Herodes, al verse burlado por los magos, se enfureció mucho y mandó matar a todos los niños menores de dos años en Belén y sus alrededores (Mt 2,16).
La fiesta de los Santos Inocentes es la conmemoración del asesinato de los niños que nacieron en Belén, menores de dos años, ordenada por el rey Herodes.
Y la pregunta es: ¿Por qué? ¿Por qué matar a niños pequeños que solo llevan alegría, sencillez, bondad, posibilidad? Es la gran cobardía de quienes se aferran al poder, a quienes no quieren ver arrebatada su seguridad, su propia verdad, su manera de pensar, su economía. Si matamos a los niños cortamos de raíz el crecimiento de lo que pueden llegar a ser, donde aún su potencialidad no ha sido desarrollada, y así sabemos que no crearán problemas en un futuro, porque ya no existen. Da igual el dolor de los suyos, de sus madres, hermanos, familia…
Pero el infanticidio en este caso conlleva mucho más, matamos a todos los niños porque entre ellos hay uno que puede usurparle a Herodes el trono… ¡¡¡impresionante!!! Nos cargamos toda la población por un niño.
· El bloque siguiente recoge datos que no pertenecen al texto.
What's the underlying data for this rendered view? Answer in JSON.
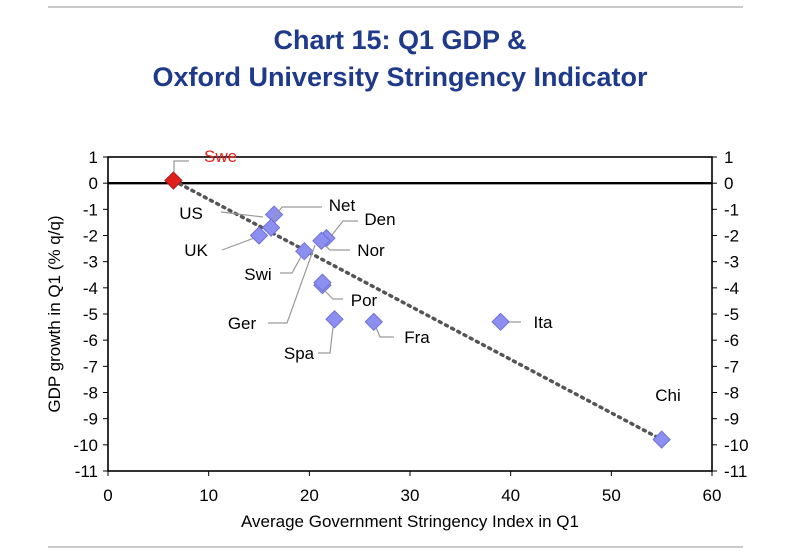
{
  "chart_data": {
    "type": "scatter",
    "title_lines": [
      "Chart 15: Q1 GDP &",
      "Oxford University Stringency Indicator"
    ],
    "xlabel": "Average Government Stringency Index in Q1",
    "ylabel": "GDP growth in Q1 (% q/q)",
    "xlim": [
      0,
      60
    ],
    "ylim": [
      -11,
      1
    ],
    "xticks": [
      0,
      10,
      20,
      30,
      40,
      50,
      60
    ],
    "yticks": [
      1,
      0,
      -1,
      -2,
      -3,
      -4,
      -5,
      -6,
      -7,
      -8,
      -9,
      -10,
      -11
    ],
    "grid": false,
    "trendline": {
      "style": "dotted",
      "from": [
        6.5,
        0.1
      ],
      "to": [
        55,
        -9.8
      ]
    },
    "points": [
      {
        "label": "Swe",
        "x": 6.5,
        "y": 0.1,
        "highlight": true
      },
      {
        "label": "US",
        "x": 16.5,
        "y": -1.2
      },
      {
        "label": "Net",
        "x": 16.2,
        "y": -1.7
      },
      {
        "label": "UK",
        "x": 15.0,
        "y": -2.0
      },
      {
        "label": "Den",
        "x": 21.7,
        "y": -2.1
      },
      {
        "label": "Nor",
        "x": 21.2,
        "y": -2.2
      },
      {
        "label": "Swi",
        "x": 19.5,
        "y": -2.6
      },
      {
        "label": "Ger",
        "x": 21.3,
        "y": -3.9
      },
      {
        "label": "Por",
        "x": 21.3,
        "y": -3.8
      },
      {
        "label": "Spa",
        "x": 22.5,
        "y": -5.2
      },
      {
        "label": "Fra",
        "x": 26.4,
        "y": -5.3
      },
      {
        "label": "Ita",
        "x": 39.0,
        "y": -5.3
      },
      {
        "label": "Chi",
        "x": 55.0,
        "y": -9.8
      }
    ],
    "colors": {
      "point": "#8c8ef0",
      "point_stroke": "#6f72d8",
      "highlight": "#e0201b",
      "title": "#1f3a8a",
      "trend": "#555555"
    }
  }
}
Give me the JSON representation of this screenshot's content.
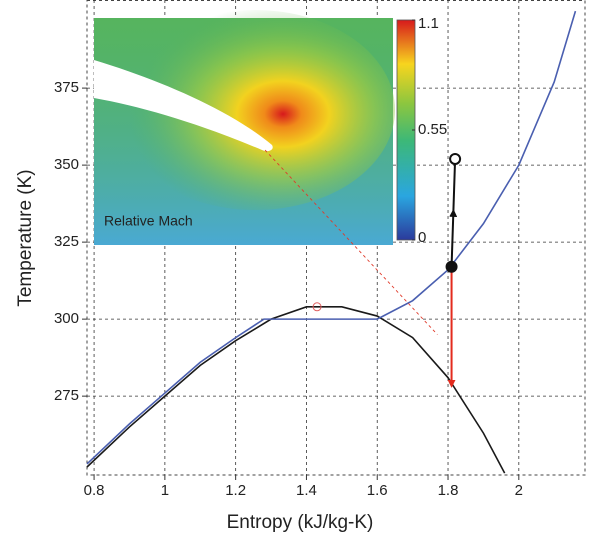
{
  "chart_data": {
    "type": "line",
    "x_label": "Entropy (kJ/kg-K)",
    "y_label": "Temperature (K)",
    "xlim": [
      0.78,
      2.187
    ],
    "ylim": [
      249.4,
      403.6
    ],
    "xticks": [
      0.8,
      1,
      1.2,
      1.4,
      1.6,
      1.8,
      2
    ],
    "yticks": [
      275,
      300,
      325,
      350,
      375
    ],
    "grid": true,
    "grid_style": "dashed",
    "series": [
      {
        "color": "#1a1a1a",
        "width": 1.6,
        "x": [
          0.78,
          0.9,
          1.0,
          1.1,
          1.2,
          1.3,
          1.4,
          1.5,
          1.6,
          1.7,
          1.8,
          1.9,
          1.96
        ],
        "values": [
          252,
          265,
          275,
          285,
          293,
          300,
          304,
          304,
          301,
          294,
          281,
          263,
          250
        ]
      },
      {
        "color": "#4a5fb0",
        "width": 1.6,
        "x": [
          0.78,
          0.9,
          1.0,
          1.1,
          1.2,
          1.28,
          1.4,
          1.5,
          1.6,
          1.7,
          1.8,
          1.9,
          2.0,
          2.1,
          2.16
        ],
        "values": [
          253,
          266,
          276,
          286,
          294,
          300,
          300,
          300,
          300,
          306,
          316,
          331,
          350,
          377,
          400
        ]
      },
      {
        "color": "#e03a2a",
        "width": 0.9,
        "dashed": true,
        "x": [
          1.283,
          1.77
        ],
        "values": [
          354.9,
          295
        ]
      },
      {
        "color": "#e32b1e",
        "width": 2,
        "arrow": "end",
        "x": [
          1.81,
          1.81
        ],
        "values": [
          317,
          279
        ]
      },
      {
        "color": "#111111",
        "width": 2,
        "arrow": "middle",
        "point_markers": [
          "filled",
          "open"
        ],
        "x": [
          1.81,
          1.82
        ],
        "values": [
          317,
          352
        ]
      },
      {
        "color": "#e06060",
        "width": 1,
        "point_markers": [
          "open"
        ],
        "line": false,
        "x": [
          1.43
        ],
        "values": [
          304
        ]
      }
    ],
    "inset": {
      "label": "Relative Mach",
      "colorbar_lim": [
        0,
        1.1
      ],
      "colorbar_ticks": [
        0,
        0.55,
        1.1
      ]
    }
  }
}
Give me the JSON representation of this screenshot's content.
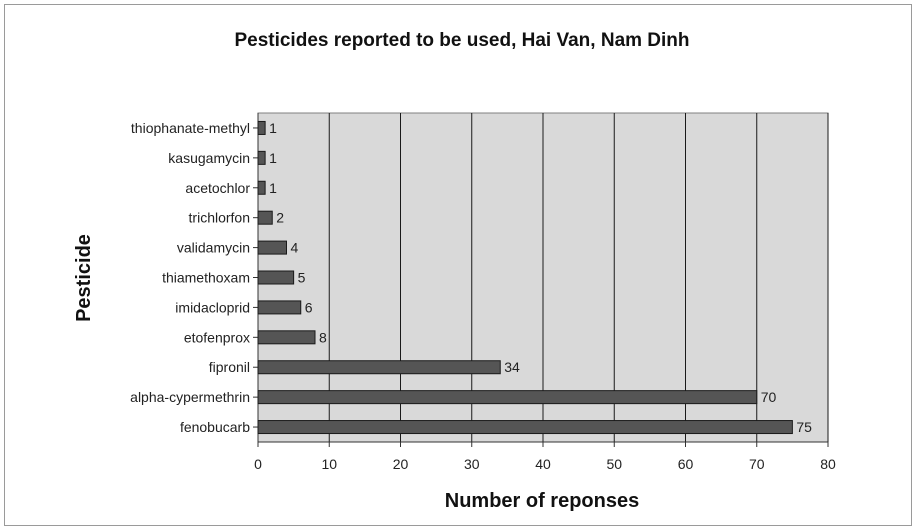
{
  "chart_data": {
    "type": "bar",
    "orientation": "horizontal",
    "title": "Pesticides reported to be used, Hai Van, Nam Dinh",
    "xlabel": "Number of reponses",
    "ylabel": "Pesticide",
    "categories": [
      "fenobucarb",
      "alpha-cypermethrin",
      "fipronil",
      "etofenprox",
      "imidacloprid",
      "thiamethoxam",
      "validamycin",
      "trichlorfon",
      "acetochlor",
      "kasugamycin",
      "thiophanate-methyl"
    ],
    "values": [
      75,
      70,
      34,
      8,
      6,
      5,
      4,
      2,
      1,
      1,
      1
    ],
    "xlim": [
      0,
      80
    ],
    "xticks": [
      0,
      10,
      20,
      30,
      40,
      50,
      60,
      70,
      80
    ],
    "grid": "vertical",
    "legend": "none",
    "colors": {
      "bar_fill": "#555555",
      "bar_stroke": "#1a1a1a",
      "plot_background": "#d9d9d9",
      "grid": "#1a1a1a"
    }
  }
}
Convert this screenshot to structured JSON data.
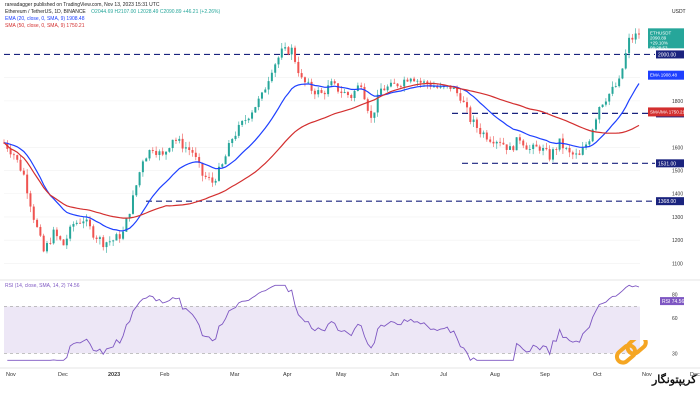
{
  "header": {
    "author": "rareadagger published on TradingView.com, Nov 13, 2023 15:31 UTC",
    "symbol_line": "Ethereum / TetherUS, 1D, BINANCE",
    "ohlc": "O2044.69 H2107.00 L2028.49 C2090.89 +46.21 (+2.26%)",
    "ema_line": "EMA (20, close, 0, SMA, 9)  1908.48",
    "sma_line": "SMA (50, close, 0, SMA, 9)  1750.21",
    "rsi_line": "RSI (14, close, SMA, 14, 2)  74.56",
    "currency": "USDT"
  },
  "colors": {
    "candle_up": "#26a69a",
    "candle_down": "#ef5350",
    "ema": "#1e40ff",
    "sma": "#d32f2f",
    "rsi": "#7e57c2",
    "rsi_band": "#ede7f6",
    "level_line": "#1a237e"
  },
  "chart_data": {
    "type": "candlestick",
    "x_ticks": [
      "Nov",
      "Dec",
      "2023",
      "Feb",
      "Mar",
      "Apr",
      "May",
      "Jun",
      "Jul",
      "Aug",
      "Sep",
      "Oct",
      "Nov",
      "Dec"
    ],
    "y_ticks": [
      1100,
      1200,
      1300,
      1400,
      1500,
      1600,
      1800,
      1900
    ],
    "ylim": [
      1050,
      2200
    ],
    "levels": [
      {
        "label": "2000.00",
        "value": 2000
      },
      {
        "label": "1746.00",
        "value": 1746
      },
      {
        "label": "1531.00",
        "value": 1531
      },
      {
        "label": "1368.00",
        "value": 1368
      }
    ],
    "badges": [
      {
        "label": "ETHUSDT 2090.89 +29.10% 08:28:53",
        "value": 2090.89
      },
      {
        "label": "EMA 1908.48",
        "value": 1908.48
      },
      {
        "label": "SMA/MA 1750.21",
        "value": 1750.21
      }
    ],
    "rsi": {
      "ylim": [
        20,
        90
      ],
      "y_ticks": [
        30,
        60,
        80
      ],
      "bands": [
        30,
        70
      ],
      "last": 74.56,
      "badge": "RSI 74.56"
    },
    "close_path": [
      [
        0,
        1620
      ],
      [
        3,
        1570
      ],
      [
        6,
        1480
      ],
      [
        9,
        1300
      ],
      [
        12,
        1150
      ],
      [
        15,
        1230
      ],
      [
        18,
        1180
      ],
      [
        21,
        1270
      ],
      [
        24,
        1290
      ],
      [
        27,
        1230
      ],
      [
        30,
        1190
      ],
      [
        33,
        1200
      ],
      [
        36,
        1230
      ],
      [
        39,
        1380
      ],
      [
        42,
        1550
      ],
      [
        45,
        1600
      ],
      [
        48,
        1560
      ],
      [
        51,
        1640
      ],
      [
        54,
        1610
      ],
      [
        57,
        1580
      ],
      [
        60,
        1480
      ],
      [
        63,
        1450
      ],
      [
        66,
        1520
      ],
      [
        69,
        1640
      ],
      [
        72,
        1700
      ],
      [
        75,
        1760
      ],
      [
        78,
        1820
      ],
      [
        81,
        1940
      ],
      [
        84,
        2010
      ],
      [
        87,
        2020
      ],
      [
        90,
        1890
      ],
      [
        93,
        1850
      ],
      [
        96,
        1830
      ],
      [
        99,
        1870
      ],
      [
        102,
        1840
      ],
      [
        105,
        1820
      ],
      [
        108,
        1880
      ],
      [
        111,
        1720
      ],
      [
        114,
        1850
      ],
      [
        117,
        1860
      ],
      [
        120,
        1880
      ],
      [
        123,
        1910
      ],
      [
        126,
        1880
      ],
      [
        129,
        1870
      ],
      [
        132,
        1850
      ],
      [
        135,
        1860
      ],
      [
        138,
        1820
      ],
      [
        141,
        1720
      ],
      [
        144,
        1670
      ],
      [
        147,
        1640
      ],
      [
        150,
        1630
      ],
      [
        153,
        1590
      ],
      [
        156,
        1640
      ],
      [
        159,
        1590
      ],
      [
        162,
        1600
      ],
      [
        165,
        1560
      ],
      [
        168,
        1620
      ],
      [
        171,
        1570
      ],
      [
        174,
        1560
      ],
      [
        177,
        1640
      ],
      [
        180,
        1780
      ],
      [
        183,
        1830
      ],
      [
        186,
        1880
      ],
      [
        189,
        2060
      ],
      [
        192,
        2090
      ]
    ]
  },
  "branding": {
    "watermark_text": "کریپتونگار"
  }
}
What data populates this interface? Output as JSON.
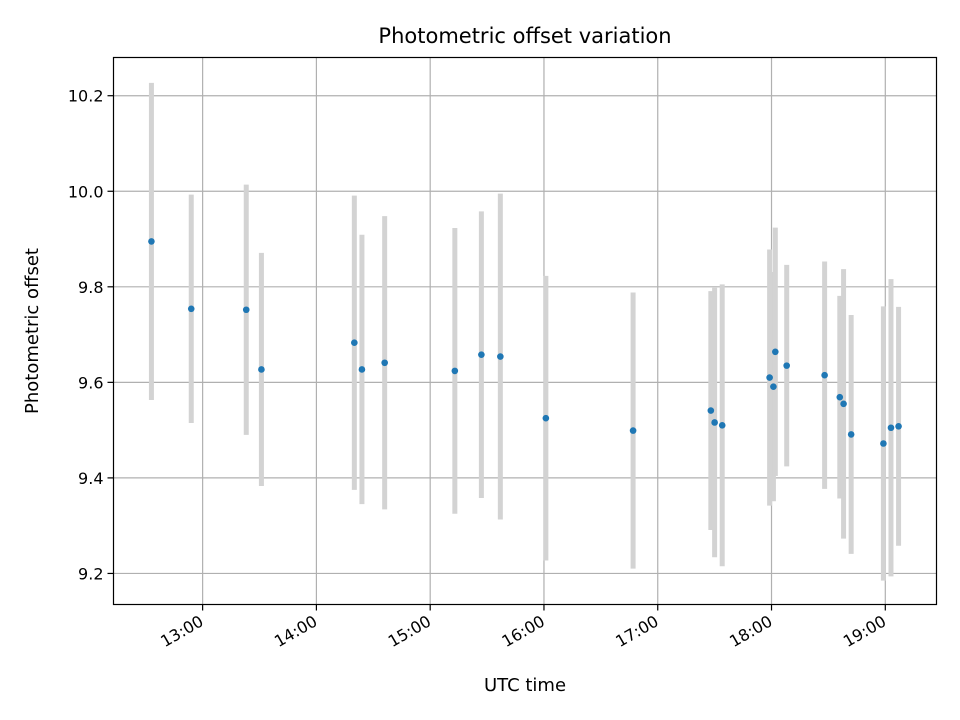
{
  "chart_data": {
    "type": "scatter",
    "title": "Photometric offset variation",
    "xlabel": "UTC time",
    "ylabel": "Photometric offset",
    "grid": true,
    "xlim": [
      "12:13",
      "19:27"
    ],
    "ylim": [
      9.135,
      10.28
    ],
    "x_ticks": [
      "13:00",
      "14:00",
      "15:00",
      "16:00",
      "17:00",
      "18:00",
      "19:00"
    ],
    "y_ticks": [
      9.2,
      9.4,
      9.6,
      9.8,
      10.0,
      10.2
    ],
    "y_tick_labels": [
      "9.2",
      "9.4",
      "9.6",
      "9.8",
      "10.0",
      "10.2"
    ],
    "colors": {
      "point": "#1f77b4",
      "errorbar": "#d3d3d3",
      "grid": "#b0b0b0"
    },
    "series": [
      {
        "points": [
          {
            "x": "12:33",
            "y": 9.895,
            "err": 0.332
          },
          {
            "x": "12:54",
            "y": 9.754,
            "err": 0.239
          },
          {
            "x": "13:23",
            "y": 9.752,
            "err": 0.262
          },
          {
            "x": "13:31",
            "y": 9.627,
            "err": 0.244
          },
          {
            "x": "14:20",
            "y": 9.683,
            "err": 0.308
          },
          {
            "x": "14:24",
            "y": 9.627,
            "err": 0.282
          },
          {
            "x": "14:36",
            "y": 9.641,
            "err": 0.307
          },
          {
            "x": "15:13",
            "y": 9.624,
            "err": 0.299
          },
          {
            "x": "15:27",
            "y": 9.658,
            "err": 0.3
          },
          {
            "x": "15:37",
            "y": 9.654,
            "err": 0.341
          },
          {
            "x": "16:01",
            "y": 9.525,
            "err": 0.298
          },
          {
            "x": "16:47",
            "y": 9.499,
            "err": 0.289
          },
          {
            "x": "17:28",
            "y": 9.541,
            "err": 0.25
          },
          {
            "x": "17:30",
            "y": 9.516,
            "err": 0.282
          },
          {
            "x": "17:34",
            "y": 9.51,
            "err": 0.295
          },
          {
            "x": "17:59",
            "y": 9.61,
            "err": 0.268
          },
          {
            "x": "18:01",
            "y": 9.591,
            "err": 0.24
          },
          {
            "x": "18:02",
            "y": 9.664,
            "err": 0.26
          },
          {
            "x": "18:08",
            "y": 9.635,
            "err": 0.211
          },
          {
            "x": "18:28",
            "y": 9.615,
            "err": 0.238
          },
          {
            "x": "18:36",
            "y": 9.569,
            "err": 0.212
          },
          {
            "x": "18:38",
            "y": 9.555,
            "err": 0.282
          },
          {
            "x": "18:42",
            "y": 9.491,
            "err": 0.25
          },
          {
            "x": "18:59",
            "y": 9.472,
            "err": 0.287
          },
          {
            "x": "19:03",
            "y": 9.505,
            "err": 0.311
          },
          {
            "x": "19:07",
            "y": 9.508,
            "err": 0.25
          }
        ]
      }
    ]
  }
}
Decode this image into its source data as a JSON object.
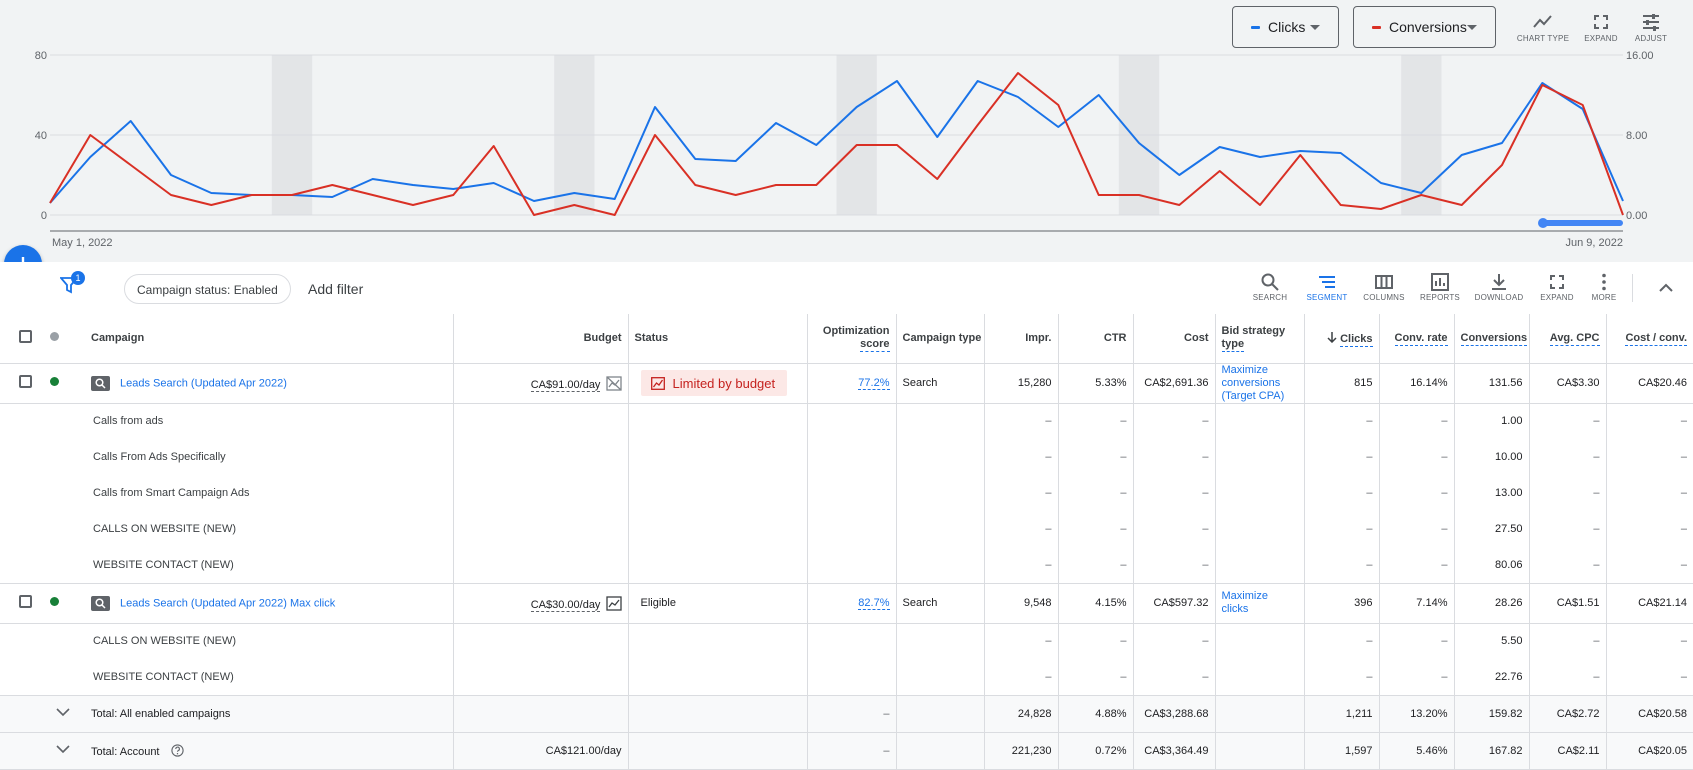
{
  "chart": {
    "metric_1": {
      "label": "Clicks",
      "color": "#1a73e8"
    },
    "metric_2": {
      "label": "Conversions",
      "color": "#d93025"
    },
    "tools": {
      "chart_type": "CHART TYPE",
      "expand": "EXPAND",
      "adjust": "ADJUST"
    },
    "left_ticks": [
      "80",
      "40",
      "0"
    ],
    "right_ticks": [
      "16.00",
      "8.00",
      "0.00"
    ],
    "date_start": "May 1, 2022",
    "date_end": "Jun 9, 2022"
  },
  "chart_data": {
    "type": "line",
    "x": [
      "May 1",
      "May 2",
      "May 3",
      "May 4",
      "May 5",
      "May 6",
      "May 7",
      "May 8",
      "May 9",
      "May 10",
      "May 11",
      "May 12",
      "May 13",
      "May 14",
      "May 15",
      "May 16",
      "May 17",
      "May 18",
      "May 19",
      "May 20",
      "May 21",
      "May 22",
      "May 23",
      "May 24",
      "May 25",
      "May 26",
      "May 27",
      "May 28",
      "May 29",
      "May 30",
      "May 31",
      "Jun 1",
      "Jun 2",
      "Jun 3",
      "Jun 4",
      "Jun 5",
      "Jun 6",
      "Jun 7",
      "Jun 8",
      "Jun 9"
    ],
    "series": [
      {
        "name": "Clicks",
        "axis": "left",
        "color": "#1a73e8",
        "values": [
          6,
          29,
          47,
          20,
          11,
          10,
          10,
          9,
          18,
          15,
          13,
          16,
          7,
          11,
          8,
          54,
          28,
          27,
          46,
          35,
          54,
          67,
          39,
          67,
          59,
          44,
          60,
          36,
          20,
          34,
          29,
          32,
          31,
          16,
          11,
          30,
          36,
          66,
          53,
          7
        ]
      },
      {
        "name": "Conversions",
        "axis": "right",
        "color": "#d93025",
        "values": [
          1.2,
          8.0,
          5.0,
          2.0,
          1.0,
          2.0,
          2.0,
          3.0,
          2.0,
          1.0,
          2.0,
          6.9,
          0.0,
          1.0,
          0.0,
          8.0,
          3.0,
          2.0,
          3.0,
          3.0,
          7.0,
          7.0,
          3.6,
          9.0,
          14.2,
          11.0,
          2.0,
          2.0,
          1.0,
          4.4,
          1.0,
          6.0,
          1.0,
          0.6,
          2.0,
          1.0,
          5.0,
          13.0,
          11.0,
          0.0
        ]
      }
    ],
    "ylim_left": [
      0,
      80
    ],
    "ylim_right": [
      0,
      16
    ],
    "grid": true
  },
  "toolbar": {
    "filter_count": "1",
    "chip": "Campaign status: Enabled",
    "add_filter": "Add filter",
    "tools": {
      "search": "SEARCH",
      "segment": "SEGMENT",
      "columns": "COLUMNS",
      "reports": "REPORTS",
      "download": "DOWNLOAD",
      "expand": "EXPAND",
      "more": "MORE"
    }
  },
  "table": {
    "headers": {
      "campaign": "Campaign",
      "budget": "Budget",
      "status": "Status",
      "opt_score_1": "Optimization",
      "opt_score_2": "score",
      "campaign_type": "Campaign type",
      "impr": "Impr.",
      "ctr": "CTR",
      "cost": "Cost",
      "bid_1": "Bid strategy",
      "bid_2": "type",
      "clicks": "Clicks",
      "conv_rate": "Conv. rate",
      "conversions": "Conversions",
      "avg_cpc": "Avg. CPC",
      "cost_conv": "Cost / conv."
    },
    "dash": "–",
    "campaigns": [
      {
        "name": "Leads Search (Updated Apr 2022)",
        "budget": "CA$91.00/day",
        "status": "Limited by budget",
        "opt_score": "77.2%",
        "type": "Search",
        "impr": "15,280",
        "ctr": "5.33%",
        "cost": "CA$2,691.36",
        "bid_strategy": "Maximize conversions (Target CPA)",
        "clicks": "815",
        "conv_rate": "16.14%",
        "conversions": "131.56",
        "avg_cpc": "CA$3.30",
        "cost_conv": "CA$20.46",
        "segments": [
          {
            "label": "Calls from ads",
            "conversions": "1.00"
          },
          {
            "label": "Calls From Ads Specifically",
            "conversions": "10.00"
          },
          {
            "label": "Calls from Smart Campaign Ads",
            "conversions": "13.00"
          },
          {
            "label": "CALLS ON WEBSITE (NEW)",
            "conversions": "27.50"
          },
          {
            "label": "WEBSITE CONTACT (NEW)",
            "conversions": "80.06"
          }
        ]
      },
      {
        "name": "Leads Search (Updated Apr 2022) Max click",
        "budget": "CA$30.00/day",
        "status": "Eligible",
        "opt_score": "82.7%",
        "type": "Search",
        "impr": "9,548",
        "ctr": "4.15%",
        "cost": "CA$597.32",
        "bid_strategy": "Maximize clicks",
        "clicks": "396",
        "conv_rate": "7.14%",
        "conversions": "28.26",
        "avg_cpc": "CA$1.51",
        "cost_conv": "CA$21.14",
        "segments": [
          {
            "label": "CALLS ON WEBSITE (NEW)",
            "conversions": "5.50"
          },
          {
            "label": "WEBSITE CONTACT (NEW)",
            "conversions": "22.76"
          }
        ]
      }
    ],
    "totals": [
      {
        "label": "Total: All enabled campaigns",
        "budget": "",
        "opt": "–",
        "impr": "24,828",
        "ctr": "4.88%",
        "cost": "CA$3,288.68",
        "clicks": "1,211",
        "conv_rate": "13.20%",
        "conversions": "159.82",
        "avg_cpc": "CA$2.72",
        "cost_conv": "CA$20.58"
      },
      {
        "label": "Total: Account",
        "budget": "CA$121.00/day",
        "opt": "–",
        "impr": "221,230",
        "ctr": "0.72%",
        "cost": "CA$3,364.49",
        "clicks": "1,597",
        "conv_rate": "5.46%",
        "conversions": "167.82",
        "avg_cpc": "CA$2.11",
        "cost_conv": "CA$20.05"
      }
    ]
  }
}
Ese fue el comportamiento de un rey que quería continuar con su poder, y que no dudó en matar a varios de sus hijos, a su mujer, y a quién intuía le llevaba la contraria, o le podía hacer sombra en su reinado.
Herodes, el hombre inseguro y miedoso que tapa su vulnerabilidad con el poder.
Por el contrario, José, el hombre tranquilo, que se entrega a los suyos, olvidándose de sí.
Gracias a los sueños, los sabios de Oriente no regresaron para indicar a Herodes dónde había nacido Jesús, y gracias a los sueños, José acogió a María como su mujer. Los sueños, el lenguaje del alma, donde Dios se comunica con los humanos.
Y hoy, queremos rendir un homenaje a todos los niños que viven en la franja de Gaza y a todos los niños que viven en Israel. Niños a quienes se ha cortado la vida solo por habitar en un país determinado. Lo más paradójico es que repetimos la misma historia, vidas segadas por un trozo de tierra, y precisamente la tierra de Jesús, el ser humano que vino a enseñarnos una nueva manera de vivir, donde el Amor, la comunión y la paz son los soportes de la vida.